In this talk, I will present two medical imaging problems, histopathology quantification and multi-modal image registration, and discuss the strategies we have developed to come around with the limitations above. First, In the histopathology case we propose an interactive domain adaption method to update random forests predictions with expert feedback. Second, we have recently addressed the problem of multi-modal registration through learning, were our solution relies on data augmentation and the incorporation of learned random forest predictions within a conventional optimization approach.
Democratizing and Automating Machine Learning
Machine Learning is enabling many modern innovations, and lies at the heart of many empirical, data-driven sciences. Still, building machine learning systems remains something of an art, from gathering and transforming the right data to selecting and finetuning the most fitting modeling techniques. This makes it harder for students to study and succeed in the field, and causes (data) scientists to spend a lot of time on trial and error, and possibly settle for suboptimal results.
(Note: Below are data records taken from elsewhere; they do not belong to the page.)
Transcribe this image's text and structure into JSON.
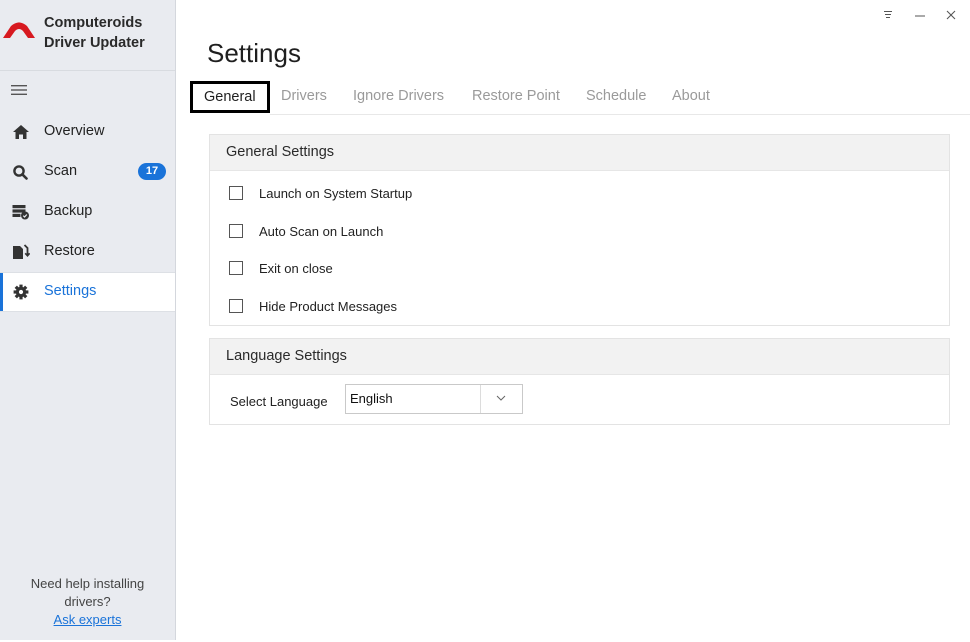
{
  "brand": {
    "line1": "Computeroids",
    "line2": "Driver Updater",
    "logo_color": "#d71920"
  },
  "sidebar": {
    "items": [
      {
        "label": "Overview",
        "icon": "home-icon"
      },
      {
        "label": "Scan",
        "icon": "search-icon",
        "badge": "17"
      },
      {
        "label": "Backup",
        "icon": "backup-icon"
      },
      {
        "label": "Restore",
        "icon": "restore-icon"
      },
      {
        "label": "Settings",
        "icon": "gear-icon",
        "active": true
      }
    ],
    "help_line1": "Need help installing",
    "help_line2": "drivers?",
    "help_link": "Ask experts"
  },
  "page": {
    "title": "Settings",
    "tabs": [
      {
        "label": "General",
        "active": true
      },
      {
        "label": "Drivers"
      },
      {
        "label": "Ignore Drivers"
      },
      {
        "label": "Restore Point"
      },
      {
        "label": "Schedule"
      },
      {
        "label": "About"
      }
    ]
  },
  "general_settings": {
    "header": "General Settings",
    "options": [
      {
        "label": "Launch on System Startup",
        "checked": false
      },
      {
        "label": "Auto Scan on Launch",
        "checked": false
      },
      {
        "label": "Exit on close",
        "checked": false
      },
      {
        "label": "Hide Product Messages",
        "checked": false
      }
    ]
  },
  "language_settings": {
    "header": "Language Settings",
    "label": "Select Language",
    "selected": "English"
  },
  "colors": {
    "accent": "#1a73d9",
    "sidebar_bg": "#e9ebf0",
    "tab_inactive": "#9a9a9a"
  }
}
OpenML is an open science platform for machine learning, allowing anyone to easily share data sets, code, and experiments, and collaborate with people all over the world to build better models. It shows, for any known data set, which are the best models, who built them, and how to reproduce and reuse them in different ways. It is readily integrated into several machine learning environments, so that you can share results with the touch of a button or a line of code. As such, it enables large-scale, real-time collaboration, allowing anyone to explore, build on, and contribute to the combined knowledge of the field.
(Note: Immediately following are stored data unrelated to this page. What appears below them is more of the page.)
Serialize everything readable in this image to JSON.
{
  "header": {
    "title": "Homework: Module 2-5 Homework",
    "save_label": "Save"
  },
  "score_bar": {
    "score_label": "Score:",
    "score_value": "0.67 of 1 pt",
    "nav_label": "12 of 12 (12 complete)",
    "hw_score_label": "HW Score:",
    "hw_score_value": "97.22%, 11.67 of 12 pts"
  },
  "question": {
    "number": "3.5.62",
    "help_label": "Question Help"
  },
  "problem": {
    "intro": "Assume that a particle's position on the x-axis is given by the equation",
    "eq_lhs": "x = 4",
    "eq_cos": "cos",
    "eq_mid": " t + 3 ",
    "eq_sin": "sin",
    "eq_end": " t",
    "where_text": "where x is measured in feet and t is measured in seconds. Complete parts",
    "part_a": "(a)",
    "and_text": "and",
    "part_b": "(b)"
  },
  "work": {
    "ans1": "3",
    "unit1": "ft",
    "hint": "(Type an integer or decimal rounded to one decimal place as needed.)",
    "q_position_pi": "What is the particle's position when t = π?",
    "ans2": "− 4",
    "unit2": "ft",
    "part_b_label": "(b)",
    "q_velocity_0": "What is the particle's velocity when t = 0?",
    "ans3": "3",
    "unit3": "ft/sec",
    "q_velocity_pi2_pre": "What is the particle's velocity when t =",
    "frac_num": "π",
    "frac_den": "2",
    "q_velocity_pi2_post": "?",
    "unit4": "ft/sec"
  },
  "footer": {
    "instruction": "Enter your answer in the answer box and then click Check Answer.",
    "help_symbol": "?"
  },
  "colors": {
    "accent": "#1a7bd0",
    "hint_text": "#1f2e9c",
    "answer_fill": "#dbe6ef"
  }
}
Ultimately, this provides a wealth of information for a novel, data-driven approach to machine learning, where we learn from millions of previous experiments to either assist people while analyzing data (e.g., which modeling techniques will likely work well and why), or automate the process altogether.
Julian de Witfreelance machine learning specialist
Diagnosing Heart Diseases with Deep Neural Networks
In the beginning of 2016 Kaggle hosted the Second Annual Data Science Bowl challenge (https://www.kaggle.com/c/second-annual-data-science-bowl). The goal was to build a solution for automated volume estimation of the left ventricle based on MRI scans of patients. Using these volumes in a time sequence, doctors can detect various heart conditions. Nowadays measuring the volumes is still done manually by cardiac specialists. It is a very labor intensive job and therefore an automated solution would mean a big breakthrough.
700 teams submitted their algorithms. This talk will discuss the best strategies which were all based on state of the art deep neural network architectures. The results were so impressive that projects are now being set up to use the solutions in a real clinical setting.